Monday, March 28, 2022

Turning 21

I turned 21 on April 6, 1989. I have very few memories of this day but I know that I was a junior in college, and that I definitely had dinner at Holmes and Watson in downtown Troy. My favorite meal there was a patty melt with french fries. Of course, now that I was 21, I would be able to wash it down with a nice cold beer.

Holmes and Watson had a feature where you could start a World Tour of Beers. You would ask the bartender for a World Tour card, which was a long rectangular card listing all the beers available on tap and bottle. The bartender put your name on the card, and your Tour began. You had one calendar year to drink 50 beers off the card (there were up to 80 beers from many countries). I knew people who completed multiple Tours and I aspired to be like them.

The Tour cards were stored in a wooden box with dividers for letters, and people who were serious about the Tour would fish their card out when they entered the restaurant. After you ordered a beer off the card, the bartender would punch a hole next to that beer's listing on the card.  Finishing the Tour rewards you with a tee-shirt, a mug and a hat. I'm proud that I finished my Tour before the year ended.

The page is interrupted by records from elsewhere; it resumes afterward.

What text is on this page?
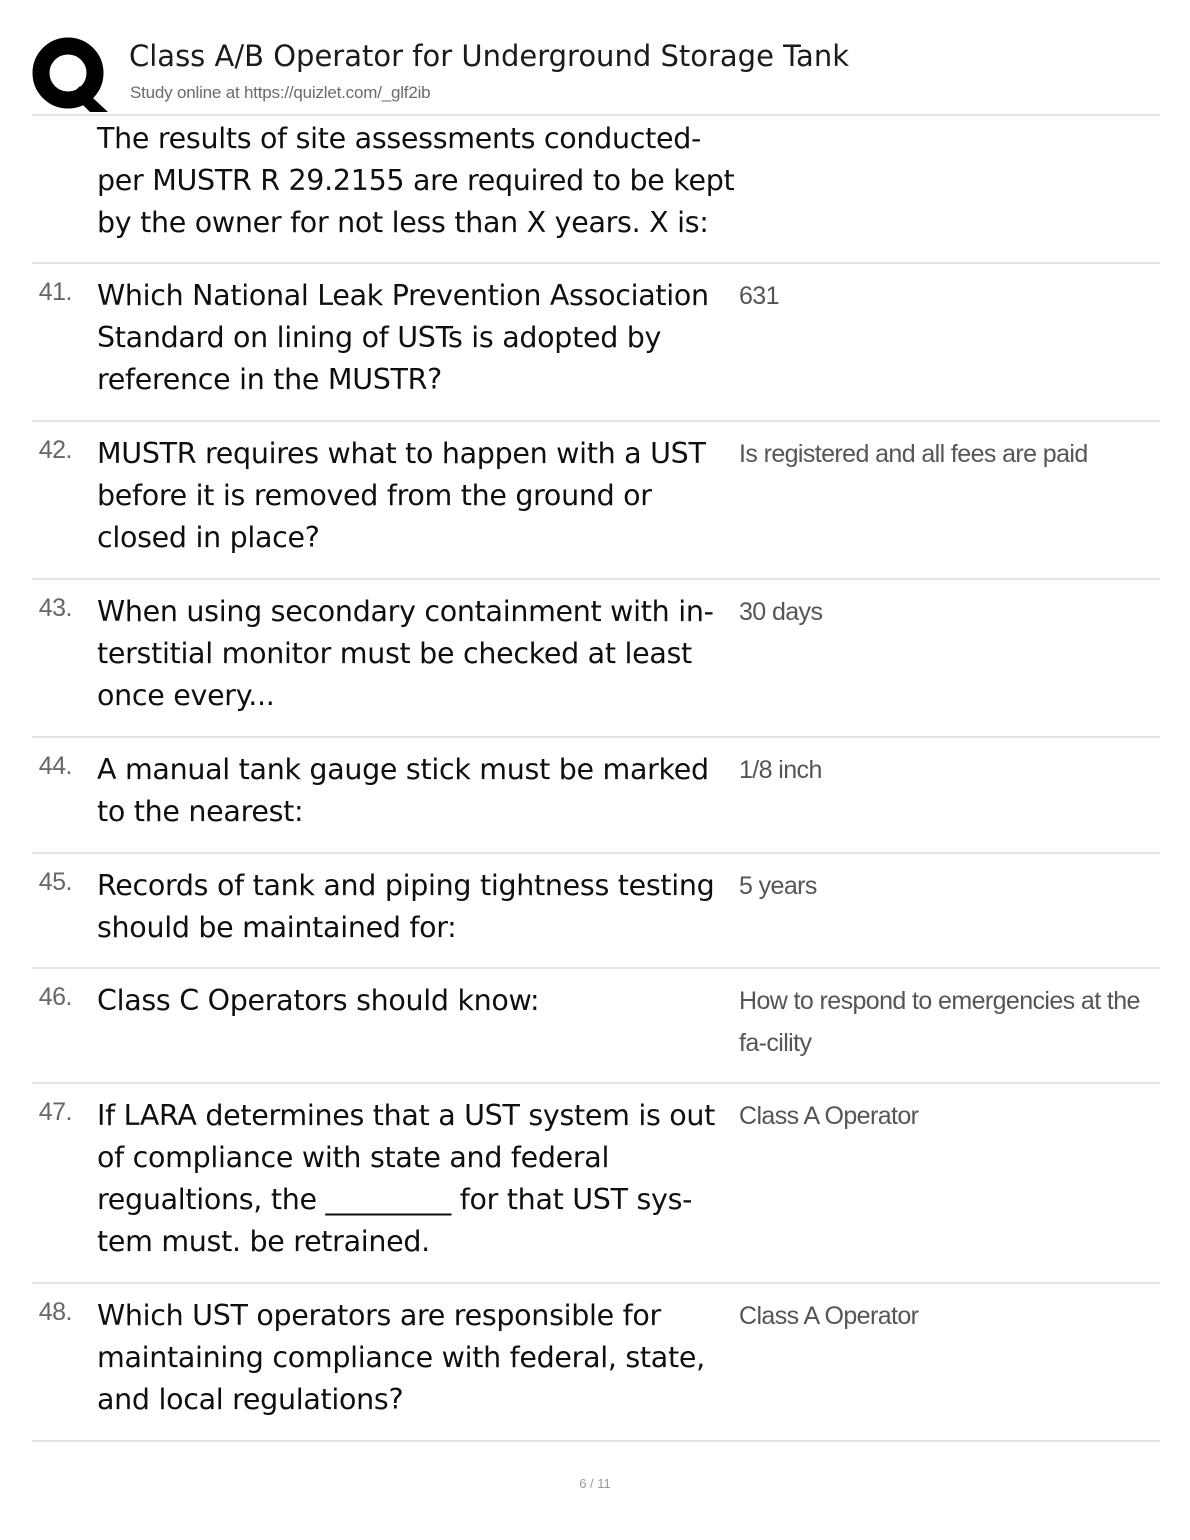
Class A/B Operator for Underground Storage Tank
Study online at https://quizlet.com/_glf2ib
The results of site assessments conducted-per MUSTR R 29.2155 are required to be kept by the owner for not less than X years. X is:
41. Which National Leak Prevention Association Standard on lining of USTs is adopted by reference in the MUSTR?
631
42. MUSTR requires what to happen with a UST before it is removed from the ground or closed in place?
Is registered and all fees are paid
43. When using secondary containment with in-terstitial monitor must be checked at least once every...
30 days
44. A manual tank gauge stick must be marked to the nearest:
1/8 inch
45. Records of tank and piping tightness testing should be maintained for:
5 years
46. Class C Operators should know:	How to respond to emergencies at the fa-cility
47. If LARA determines that a UST system is out of compliance with state and federal regualtions, the _________ for that UST sys-tem must. be retrained.
Class A Operator
48. Which UST operators are responsible for maintaining compliance with federal, state, and local regulations?
Class A Operator
6 / 11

I'm pretty certain that I would have had this 21st birthday dinner with Dean Kehoe, a classmate from Massachusetts who indulged my humor and my poor attitude towards school at that time. I relished the opportunity to drink legally, and he and I were regulars at Sutters, a nearby bar that was famous for Thursday night wings, a loud juke box, and cheap beer by the pitcher.

Turning 21 is supposed to be the start of adulthood, but I admit that I had a rocky start. I was unhappy in school, and I wanted to tranquilize my anxious state. I wanted to make changes. I wanted to start over. I felt a lot of pressure, but when I look back, it was all self-imposed and self-inflicted. It took a while to gain my bearings and to take the reigns of my adult life.

There's a lot the 53-year old me would have told the 21-year old me. I'm not certain I would have listened back then, but I'm listening now.